37. A cet égard, la CNCDH ne peut qu’exprimer des réserves sur l’appréciation qui est faite des exclusions du décret de grâces. En cas de pluralité de peines à l’écrou, l’exclusion qui affecte une peine inscrite à l’écrou mais non encore purgée s’étend à la peine en cours d’exécution au jour du décret. Il en résulte que la portée de l’exclusion varie désormais en fonction de l’ordre dans lequel les peines sont portées à l’écrou. Il y a là une rupture d’égalité manifeste s’agissant de condamnés se trouvant dans des situations juridiques identiques.
Il apparaît qu’un certain nombre de dispositions énoncées par voie de circulaires sont prises dans le champ de la loi. Pour le Commissaire du gouvernement Franc, " Ce qui nous paraît justifier la compétence, et donc l’intervention du législateur dans le domaine de l’exécution des peines, c’est notamment la nécessité […] de définir des mesures, qui directement ou indirectement, remettent en cause les caractéristiques légales de la peine et notamment sa durée ".

38. La CNCDH recommande par conséquent au législateur de définir précisément les règles applicables en matière d’exécution des peines.

c. La mise en oeuvre d’un contrôle extérieur, indépendant et permanent
L’environnement international, par le biais des recommandations du Conseil de l’Europe du Parlement européen ou des Nations Unies, incite les Etats à créer un contrôle spécifique des prisons. Edicté par les Nations Unies, l’Ensemble de règles minima pour le traitement des détenus prévoit que " des inspecteurs qualifiés et expérimentés, nommés par une autorité compétente, devront procéder à l’inspection régulière des établissements et services pénitentiaires. Ils veilleront en particulier à ce que ces établissements soient administrés conformément aux lois et règlements en vigueur et dans le but d’atteindre les objectifs des services pénitentiaires et correctionnels ". Le protocole facultatif à la Convention contre la torture et autres peines ou traitements cruels, inhumains ou dégradants, adopté le 18 décembre 2002 par l’Assemblée générale des Nations Unies invite les Etats à mettre en place un ou plusieurs " mécanismes nationaux de prévention indépendants ", chargés d’" examiner régulièrement la situation des personnes privées de liberté " afin d’" améliorer le traitement et la situation des personnes privées de liberté " et de " prévenir la torture et autres peines ou traitements cruels, inhumains ou dégradants ".
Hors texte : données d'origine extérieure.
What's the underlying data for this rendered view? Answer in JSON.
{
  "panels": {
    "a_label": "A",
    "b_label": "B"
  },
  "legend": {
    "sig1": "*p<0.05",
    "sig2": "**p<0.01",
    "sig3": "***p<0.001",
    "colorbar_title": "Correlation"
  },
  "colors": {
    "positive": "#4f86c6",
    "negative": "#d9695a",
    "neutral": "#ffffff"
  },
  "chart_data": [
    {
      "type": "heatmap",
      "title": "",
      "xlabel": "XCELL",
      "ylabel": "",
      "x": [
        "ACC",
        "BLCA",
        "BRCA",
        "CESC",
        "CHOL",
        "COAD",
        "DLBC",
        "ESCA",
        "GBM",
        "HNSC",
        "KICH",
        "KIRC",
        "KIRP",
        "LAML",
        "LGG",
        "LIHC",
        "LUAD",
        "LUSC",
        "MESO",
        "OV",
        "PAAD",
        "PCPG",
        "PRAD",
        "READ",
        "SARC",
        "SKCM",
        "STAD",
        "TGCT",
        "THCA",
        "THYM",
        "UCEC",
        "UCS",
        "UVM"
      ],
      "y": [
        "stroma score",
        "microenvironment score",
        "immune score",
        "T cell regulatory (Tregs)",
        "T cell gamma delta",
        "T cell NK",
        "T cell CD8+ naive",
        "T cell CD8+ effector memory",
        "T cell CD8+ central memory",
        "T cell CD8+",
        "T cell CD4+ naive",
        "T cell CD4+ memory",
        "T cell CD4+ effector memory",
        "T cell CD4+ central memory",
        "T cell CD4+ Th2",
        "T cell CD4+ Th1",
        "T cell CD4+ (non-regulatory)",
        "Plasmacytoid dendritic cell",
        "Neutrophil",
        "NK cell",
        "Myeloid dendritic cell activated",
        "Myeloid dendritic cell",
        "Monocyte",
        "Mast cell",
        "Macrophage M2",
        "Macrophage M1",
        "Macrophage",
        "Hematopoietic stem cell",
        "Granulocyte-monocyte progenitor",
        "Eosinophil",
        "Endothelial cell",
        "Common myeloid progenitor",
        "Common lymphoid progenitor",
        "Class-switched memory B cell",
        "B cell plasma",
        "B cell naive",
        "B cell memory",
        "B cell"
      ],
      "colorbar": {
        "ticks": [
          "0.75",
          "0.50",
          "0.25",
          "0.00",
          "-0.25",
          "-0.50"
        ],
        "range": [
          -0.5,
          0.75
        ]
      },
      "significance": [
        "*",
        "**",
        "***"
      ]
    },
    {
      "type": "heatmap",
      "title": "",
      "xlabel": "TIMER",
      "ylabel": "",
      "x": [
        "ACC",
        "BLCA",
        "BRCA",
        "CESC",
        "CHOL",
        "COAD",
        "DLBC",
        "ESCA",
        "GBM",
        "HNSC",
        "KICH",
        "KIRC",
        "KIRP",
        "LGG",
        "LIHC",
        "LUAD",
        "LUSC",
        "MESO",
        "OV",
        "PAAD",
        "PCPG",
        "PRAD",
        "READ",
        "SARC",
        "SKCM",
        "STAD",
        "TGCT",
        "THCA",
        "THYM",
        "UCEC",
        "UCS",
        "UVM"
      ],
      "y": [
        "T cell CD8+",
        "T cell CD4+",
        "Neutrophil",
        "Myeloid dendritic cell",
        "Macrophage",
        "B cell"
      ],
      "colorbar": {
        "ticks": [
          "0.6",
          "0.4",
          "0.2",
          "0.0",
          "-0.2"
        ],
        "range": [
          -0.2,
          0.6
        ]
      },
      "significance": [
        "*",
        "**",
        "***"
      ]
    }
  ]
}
Au regard de leurs principes fondamentaux, les Règles pénitentiaires européennes affirment que " le respect des droits individuels des détenus, en particulier la légalité de l’exécution des peines, doit être assuré par un contrôle exercé conformément à la réglementation nationale par une autorité judiciaire ou toute autre autorité légalement habilitée à visiter des détenus, et n’appartenant pas à l’administration pénitentiaire. "
A l’initiative de l’Assemblée parlementaire du Conseil de l’Europe, une " Convention pénitentiaire européenne " tendant " à harmoniser les conditions de détention et à instaurer un contrôle extérieur permanent " est en cours d’élaboration. Dans sa résolution du 17 décembre 1998, le Parlement européen dresse les grandes lignes de ce que doit être le contrôle extérieur des prisons. Outre l’élaboration d’une " loi fondamentale sur les établissements pénitentiaires qui définisse un cadre réglementant à la fois le régime juridique interne (matériel), le régime juridique externe, le droit de réclamation ainsi que les obligations des détenus ", il est demandé aux Etats membres de prévoir " un organe de contrôle indépendant auquel les détenus puissent s’adresser en cas de violation de leurs droits ".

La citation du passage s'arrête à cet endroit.